Transitivity: Reliance, being an externalist concept, is descriptively transitive. If you rely on the pilot to get you from Laguardia airport to London Heathrow, and the pilot relies on the ground crew to maintain the plane in working order, then you rely on the ground crew whether you know it or not, whether you like it or not. Trust, being an internalist concept, is clearly not descriptively transitive. You can trust someone who trusts someone you don't trust or even distrust.  But when you do, things have gone wrong; trust is not functioning as it ought.
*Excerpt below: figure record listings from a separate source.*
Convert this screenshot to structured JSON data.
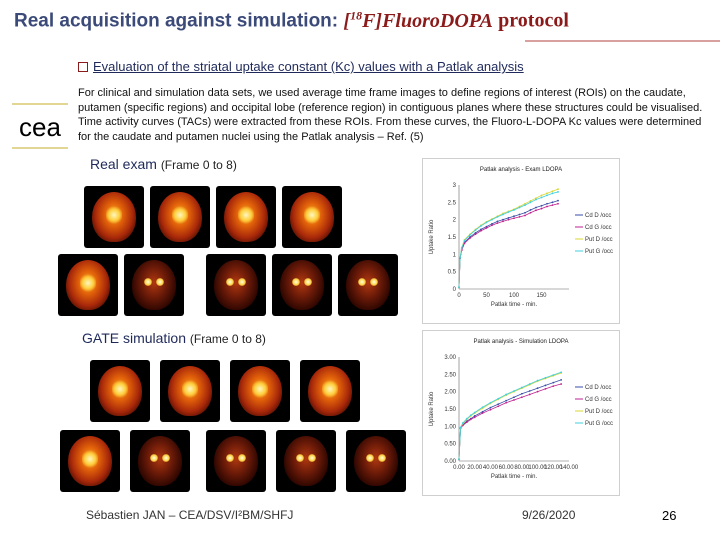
{
  "title": {
    "main": "Real acquisition against simulation:",
    "isotope_prefix": "[",
    "isotope_mass": "18",
    "isotope_rest": "F]Fluoro",
    "dopa": "DOPA",
    "protocol": "protocol"
  },
  "bullet": "Evaluation of the striatal uptake constant (Kc) values with a Patlak analysis",
  "body": "For clinical and simulation data sets, we used average time frame images to define regions of interest (ROIs) on the caudate, putamen (specific regions) and occipital lobe (reference region) in contiguous planes where these structures could be visualised. Time activity curves (TACs) were extracted from these ROIs. From these curves, the Fluoro-L-DOPA Kc values were determined for the caudate and putamen nuclei using the Patlak analysis – Ref. (5)",
  "logo_text": "cea",
  "real": {
    "label": "Real exam",
    "sub": "(Frame 0 to 8)"
  },
  "gate": {
    "label": "GATE simulation",
    "sub": "(Frame 0 to 8)"
  },
  "footer": {
    "author": "Sébastien JAN – CEA/DSV/I²BM/SHFJ",
    "date": "9/26/2020",
    "page": "26"
  },
  "colors": {
    "title": "#3b4a78",
    "accent": "#8b1a1a",
    "cd_d": "#3a4ea8",
    "cd_g": "#c02090",
    "put_d": "#d8d830",
    "put_g": "#40d0e0"
  },
  "chart_data": [
    {
      "type": "line",
      "title": "Patlak analysis - Exam LDOPA",
      "xlabel": "Patlak time - min.",
      "ylabel": "Uptake Ratio",
      "xlim": [
        0,
        200
      ],
      "ylim": [
        0,
        3
      ],
      "xticks": [
        "0",
        "50",
        "100",
        "150"
      ],
      "yticks": [
        "0",
        "0.5",
        "1",
        "1.5",
        "2",
        "2.5",
        "3"
      ],
      "legend_position": "right",
      "x": [
        0,
        2,
        5,
        10,
        20,
        30,
        40,
        50,
        60,
        70,
        80,
        90,
        100,
        110,
        120,
        130,
        140,
        150,
        160,
        170,
        180
      ],
      "series": [
        {
          "name": "Cd D /occ",
          "color": "#3a4ea8",
          "values": [
            0.05,
            0.9,
            1.15,
            1.35,
            1.5,
            1.62,
            1.72,
            1.8,
            1.88,
            1.95,
            2.0,
            2.05,
            2.1,
            2.15,
            2.2,
            2.28,
            2.35,
            2.4,
            2.46,
            2.5,
            2.55
          ]
        },
        {
          "name": "Cd G /occ",
          "color": "#c02090",
          "values": [
            0.05,
            0.88,
            1.12,
            1.32,
            1.47,
            1.58,
            1.68,
            1.76,
            1.84,
            1.9,
            1.95,
            2.0,
            2.04,
            2.08,
            2.12,
            2.2,
            2.27,
            2.32,
            2.38,
            2.42,
            2.46
          ]
        },
        {
          "name": "Put D /occ",
          "color": "#d8d830",
          "values": [
            0.05,
            0.92,
            1.2,
            1.42,
            1.58,
            1.72,
            1.84,
            1.94,
            2.02,
            2.1,
            2.18,
            2.24,
            2.3,
            2.38,
            2.46,
            2.54,
            2.62,
            2.7,
            2.76,
            2.82,
            2.88
          ]
        },
        {
          "name": "Put G /occ",
          "color": "#40d0e0",
          "values": [
            0.05,
            0.9,
            1.18,
            1.4,
            1.56,
            1.7,
            1.82,
            1.92,
            2.0,
            2.08,
            2.15,
            2.22,
            2.28,
            2.35,
            2.42,
            2.5,
            2.58,
            2.64,
            2.7,
            2.76,
            2.8
          ]
        }
      ]
    },
    {
      "type": "line",
      "title": "Patlak analysis - Simulation LDOPA",
      "xlabel": "Patlak time - min.",
      "ylabel": "Uptake Ratio",
      "xlim": [
        0,
        140
      ],
      "ylim": [
        0,
        3
      ],
      "xticks": [
        "0.00",
        "20.00",
        "40.00",
        "60.00",
        "80.00",
        "100.00",
        "120.00",
        "140.00"
      ],
      "yticks": [
        "0.00",
        "0.50",
        "1.00",
        "1.50",
        "2.00",
        "2.50",
        "3.00"
      ],
      "legend_position": "right",
      "x": [
        0,
        2,
        5,
        10,
        15,
        20,
        30,
        40,
        50,
        60,
        70,
        80,
        90,
        100,
        110,
        120,
        130
      ],
      "series": [
        {
          "name": "Cd D /occ",
          "color": "#3a4ea8",
          "values": [
            0.05,
            0.95,
            1.05,
            1.15,
            1.22,
            1.3,
            1.42,
            1.54,
            1.64,
            1.74,
            1.84,
            1.94,
            2.02,
            2.1,
            2.18,
            2.26,
            2.34
          ]
        },
        {
          "name": "Cd G /occ",
          "color": "#c02090",
          "values": [
            0.05,
            0.94,
            1.03,
            1.12,
            1.2,
            1.26,
            1.38,
            1.48,
            1.58,
            1.68,
            1.76,
            1.84,
            1.92,
            2.0,
            2.08,
            2.16,
            2.22
          ]
        },
        {
          "name": "Put D /occ",
          "color": "#d8d830",
          "values": [
            0.05,
            0.96,
            1.08,
            1.2,
            1.3,
            1.38,
            1.52,
            1.66,
            1.78,
            1.9,
            2.0,
            2.1,
            2.2,
            2.3,
            2.38,
            2.46,
            2.54
          ]
        },
        {
          "name": "Put G /occ",
          "color": "#40d0e0",
          "values": [
            0.05,
            0.97,
            1.1,
            1.22,
            1.32,
            1.4,
            1.55,
            1.68,
            1.8,
            1.92,
            2.02,
            2.12,
            2.22,
            2.32,
            2.4,
            2.48,
            2.56
          ]
        }
      ]
    }
  ]
}
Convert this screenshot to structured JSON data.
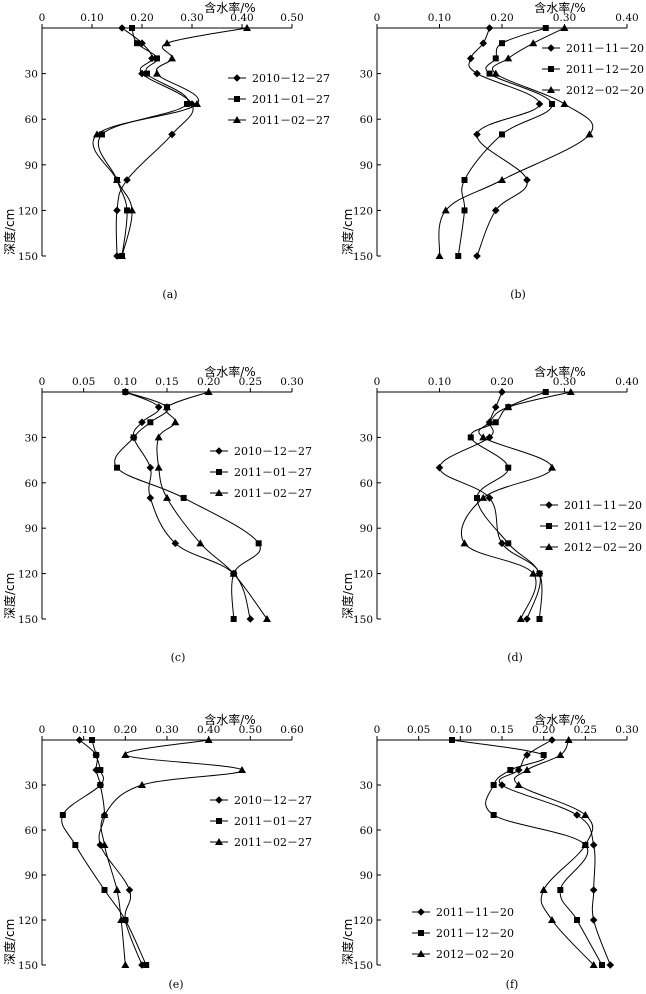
{
  "chart_data": [
    {
      "type": "line",
      "panel_label": "(a)",
      "xlabel": "含水率/%",
      "ylabel": "深度/cm",
      "xlim": [
        0,
        0.5
      ],
      "xticks": [
        0,
        0.1,
        0.2,
        0.3,
        0.4,
        0.5
      ],
      "xtick_labels": [
        "0",
        "0.10",
        "0.20",
        "0.30",
        "0.40",
        "0.50"
      ],
      "ylim": [
        0,
        150
      ],
      "yticks": [
        30,
        60,
        90,
        120,
        150
      ],
      "yticks_labels": [
        "30",
        "60",
        "90",
        "120",
        "150"
      ],
      "x_axis_position": "top",
      "legend_position": "right-upper",
      "series": [
        {
          "name": "2010－12－27",
          "marker": "diamond",
          "depth": [
            0,
            10,
            20,
            30,
            50,
            70,
            100,
            120,
            150
          ],
          "values": [
            0.16,
            0.2,
            0.22,
            0.2,
            0.3,
            0.26,
            0.17,
            0.15,
            0.15
          ]
        },
        {
          "name": "2011－01－27",
          "marker": "square",
          "depth": [
            0,
            10,
            20,
            30,
            50,
            70,
            100,
            120,
            150
          ],
          "values": [
            0.18,
            0.19,
            0.23,
            0.21,
            0.29,
            0.12,
            0.15,
            0.17,
            0.16
          ]
        },
        {
          "name": "2011－02－27",
          "marker": "triangle",
          "depth": [
            0,
            10,
            20,
            30,
            50,
            70,
            100,
            120,
            150
          ],
          "values": [
            0.41,
            0.25,
            0.26,
            0.23,
            0.31,
            0.11,
            0.15,
            0.18,
            0.16
          ]
        }
      ]
    },
    {
      "type": "line",
      "panel_label": "(b)",
      "xlabel": "含水率/%",
      "ylabel": "深度/cm",
      "xlim": [
        0,
        0.4
      ],
      "xticks": [
        0,
        0.1,
        0.2,
        0.3,
        0.4
      ],
      "xtick_labels": [
        "0",
        "0.10",
        "0.20",
        "0.30",
        "0.40"
      ],
      "ylim": [
        0,
        150
      ],
      "yticks": [
        30,
        60,
        90,
        120,
        150
      ],
      "yticks_labels": [
        "30",
        "60",
        "90",
        "120",
        "150"
      ],
      "x_axis_position": "top",
      "legend_position": "right-upper",
      "series": [
        {
          "name": "2011－11－20",
          "marker": "diamond",
          "depth": [
            0,
            10,
            20,
            30,
            50,
            70,
            100,
            120,
            150
          ],
          "values": [
            0.18,
            0.17,
            0.15,
            0.16,
            0.26,
            0.16,
            0.24,
            0.19,
            0.16
          ]
        },
        {
          "name": "2011－12－20",
          "marker": "square",
          "depth": [
            0,
            10,
            20,
            30,
            50,
            70,
            100,
            120,
            150
          ],
          "values": [
            0.27,
            0.2,
            0.19,
            0.18,
            0.28,
            0.2,
            0.14,
            0.14,
            0.13
          ]
        },
        {
          "name": "2012－02－20",
          "marker": "triangle",
          "depth": [
            0,
            10,
            20,
            30,
            50,
            70,
            100,
            120,
            150
          ],
          "values": [
            0.3,
            0.25,
            0.21,
            0.19,
            0.3,
            0.34,
            0.2,
            0.11,
            0.1
          ]
        }
      ]
    },
    {
      "type": "line",
      "panel_label": "(c)",
      "xlabel": "含水率/%",
      "ylabel": "深度/cm",
      "xlim": [
        0,
        0.3
      ],
      "xticks": [
        0,
        0.05,
        0.1,
        0.15,
        0.2,
        0.25,
        0.3
      ],
      "xtick_labels": [
        "0",
        "0.05",
        "0.10",
        "0.15",
        "0.20",
        "0.25",
        "0.30"
      ],
      "ylim": [
        0,
        150
      ],
      "yticks": [
        30,
        60,
        90,
        120,
        150
      ],
      "yticks_labels": [
        "30",
        "60",
        "90",
        "120",
        "150"
      ],
      "x_axis_position": "top",
      "legend_position": "right-middle",
      "series": [
        {
          "name": "2010－12－27",
          "marker": "diamond",
          "depth": [
            0,
            10,
            20,
            30,
            50,
            70,
            100,
            120,
            150
          ],
          "values": [
            0.1,
            0.14,
            0.12,
            0.11,
            0.13,
            0.13,
            0.16,
            0.23,
            0.25
          ]
        },
        {
          "name": "2011－01－27",
          "marker": "square",
          "depth": [
            0,
            10,
            20,
            30,
            50,
            70,
            100,
            120,
            150
          ],
          "values": [
            0.1,
            0.15,
            0.13,
            0.11,
            0.09,
            0.17,
            0.26,
            0.23,
            0.23
          ]
        },
        {
          "name": "2011－02－27",
          "marker": "triangle",
          "depth": [
            0,
            10,
            20,
            30,
            50,
            70,
            100,
            120,
            150
          ],
          "values": [
            0.2,
            0.15,
            0.16,
            0.14,
            0.14,
            0.15,
            0.19,
            0.23,
            0.27
          ]
        }
      ]
    },
    {
      "type": "line",
      "panel_label": "(d)",
      "xlabel": "含水率/%",
      "ylabel": "深度/cm",
      "xlim": [
        0,
        0.4
      ],
      "xticks": [
        0,
        0.1,
        0.2,
        0.3,
        0.4
      ],
      "xtick_labels": [
        "0",
        "0.10",
        "0.20",
        "0.30",
        "0.40"
      ],
      "ylim": [
        0,
        150
      ],
      "yticks": [
        30,
        60,
        90,
        120,
        150
      ],
      "yticks_labels": [
        "30",
        "60",
        "90",
        "120",
        "150"
      ],
      "x_axis_position": "top",
      "legend_position": "right-lower",
      "series": [
        {
          "name": "2011－11－20",
          "marker": "diamond",
          "depth": [
            0,
            10,
            20,
            30,
            50,
            70,
            100,
            120,
            150
          ],
          "values": [
            0.2,
            0.19,
            0.18,
            0.18,
            0.1,
            0.18,
            0.2,
            0.26,
            0.24
          ]
        },
        {
          "name": "2011－12－20",
          "marker": "square",
          "depth": [
            0,
            10,
            20,
            30,
            50,
            70,
            100,
            120,
            150
          ],
          "values": [
            0.27,
            0.21,
            0.19,
            0.15,
            0.21,
            0.16,
            0.21,
            0.26,
            0.26
          ]
        },
        {
          "name": "2012－02－20",
          "marker": "triangle",
          "depth": [
            0,
            10,
            20,
            30,
            50,
            70,
            100,
            120,
            150
          ],
          "values": [
            0.31,
            0.21,
            0.18,
            0.17,
            0.28,
            0.17,
            0.14,
            0.25,
            0.23
          ]
        }
      ]
    },
    {
      "type": "line",
      "panel_label": "(e)",
      "xlabel": "含水率/%",
      "ylabel": "深度/cm",
      "xlim": [
        0,
        0.6
      ],
      "xticks": [
        0,
        0.1,
        0.2,
        0.3,
        0.4,
        0.5,
        0.6
      ],
      "xtick_labels": [
        "0",
        "0.10",
        "0.20",
        "0.30",
        "0.40",
        "0.50",
        "0.60"
      ],
      "ylim": [
        0,
        150
      ],
      "yticks": [
        30,
        60,
        90,
        120,
        150
      ],
      "yticks_labels": [
        "30",
        "60",
        "90",
        "120",
        "150"
      ],
      "x_axis_position": "top",
      "legend_position": "right-middle",
      "series": [
        {
          "name": "2010－12－27",
          "marker": "diamond",
          "depth": [
            0,
            10,
            20,
            30,
            50,
            70,
            100,
            120,
            150
          ],
          "values": [
            0.09,
            0.13,
            0.13,
            0.14,
            0.15,
            0.14,
            0.21,
            0.2,
            0.24
          ]
        },
        {
          "name": "2011－01－27",
          "marker": "square",
          "depth": [
            0,
            10,
            20,
            30,
            50,
            70,
            100,
            120,
            150
          ],
          "values": [
            0.12,
            0.13,
            0.14,
            0.14,
            0.05,
            0.08,
            0.15,
            0.2,
            0.25
          ]
        },
        {
          "name": "2011－02－27",
          "marker": "triangle",
          "depth": [
            0,
            10,
            20,
            30,
            50,
            70,
            100,
            120,
            150
          ],
          "values": [
            0.4,
            0.2,
            0.48,
            0.24,
            0.15,
            0.15,
            0.18,
            0.19,
            0.2
          ]
        }
      ]
    },
    {
      "type": "line",
      "panel_label": "(f)",
      "xlabel": "含水率/%",
      "ylabel": "深度/cm",
      "xlim": [
        0,
        0.3
      ],
      "xticks": [
        0,
        0.05,
        0.1,
        0.15,
        0.2,
        0.25,
        0.3
      ],
      "xtick_labels": [
        "0",
        "0.05",
        "0.10",
        "0.15",
        "0.20",
        "0.25",
        "0.30"
      ],
      "ylim": [
        0,
        150
      ],
      "yticks": [
        30,
        60,
        90,
        120,
        150
      ],
      "yticks_labels": [
        "30",
        "60",
        "90",
        "120",
        "150"
      ],
      "x_axis_position": "top",
      "legend_position": "left-lower",
      "series": [
        {
          "name": "2011－11－20",
          "marker": "diamond",
          "depth": [
            0,
            10,
            20,
            30,
            50,
            70,
            100,
            120,
            150
          ],
          "values": [
            0.21,
            0.18,
            0.17,
            0.15,
            0.24,
            0.26,
            0.26,
            0.26,
            0.28
          ]
        },
        {
          "name": "2011－12－20",
          "marker": "square",
          "depth": [
            0,
            10,
            20,
            30,
            50,
            70,
            100,
            120,
            150
          ],
          "values": [
            0.09,
            0.2,
            0.16,
            0.14,
            0.14,
            0.25,
            0.22,
            0.24,
            0.27
          ]
        },
        {
          "name": "2012－02－20",
          "marker": "triangle",
          "depth": [
            0,
            10,
            20,
            30,
            50,
            70,
            100,
            120,
            150
          ],
          "values": [
            0.23,
            0.22,
            0.18,
            0.17,
            0.25,
            0.25,
            0.2,
            0.21,
            0.26
          ]
        }
      ]
    }
  ]
}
Suppose I trust you with my secrets, and you trust your sibling with your secrets, but I explicitly distrust your sibling. Things are not as they ought to be. For instance, if I find out that you tell your sibling everything, I'm going to be motivated to avoid telling you things I don't trust her with. Or suppose you trust me to complete a task, and that I sub-contract out a part of that task to someone you distrust. Again, if you find out that I've done this, you'll most likely withdraw your trust from me -- at least in this instance and perhaps more generally.  You might conclude that I lack good judgment about whom to trust. In other words, normative trust is transitive.

Reflexivity: Finally, normative trust is reflexive. You ought to trust yourself. There is a remarkable near-consensus on this. Pasnau argues that self-trust explains how we should react to peer disagreement. Lehrer argues that self-trust grounds reason, wisdom, and knowledge. Govier argues that self-trust grounds autonomy and self-respect. Goldberg argues that self-trust is a good model for trust of others. Given the transitivity of normative trust, we see one reason why the relation should also be reflexive: if you trust me but I don't trust myself, your trust is misplaced (or my mistrust is misplaced).

Normative Trust as an Equivalence Relation & Communities of Trust: If the discussion so far is on the right track, normative trust is an equivalence relation. And this suggests an intriguing further consequence: perhaps we can define a community of trust in terms of this equivalence relation. What it means to be part of a community, in this sense, is to be a member of a partition formed by the normative-trust equivalence relation. Naturally, you can be in such a community and fail to have trust accorded to you: it's a normative relation, not a descriptive one. But this actually helps us to explicate some of the harms caused by distrust and mistrust, in a way that connects with Miranda Fricker's work on epistemic injustice. Not to trust someone who belongs to your community of trust is a way of ostracizing them, of casting them out of the community. To the extent that such ostracism succeeds, the target ceases to be a member of the community of trust and has their own self-trust called into question.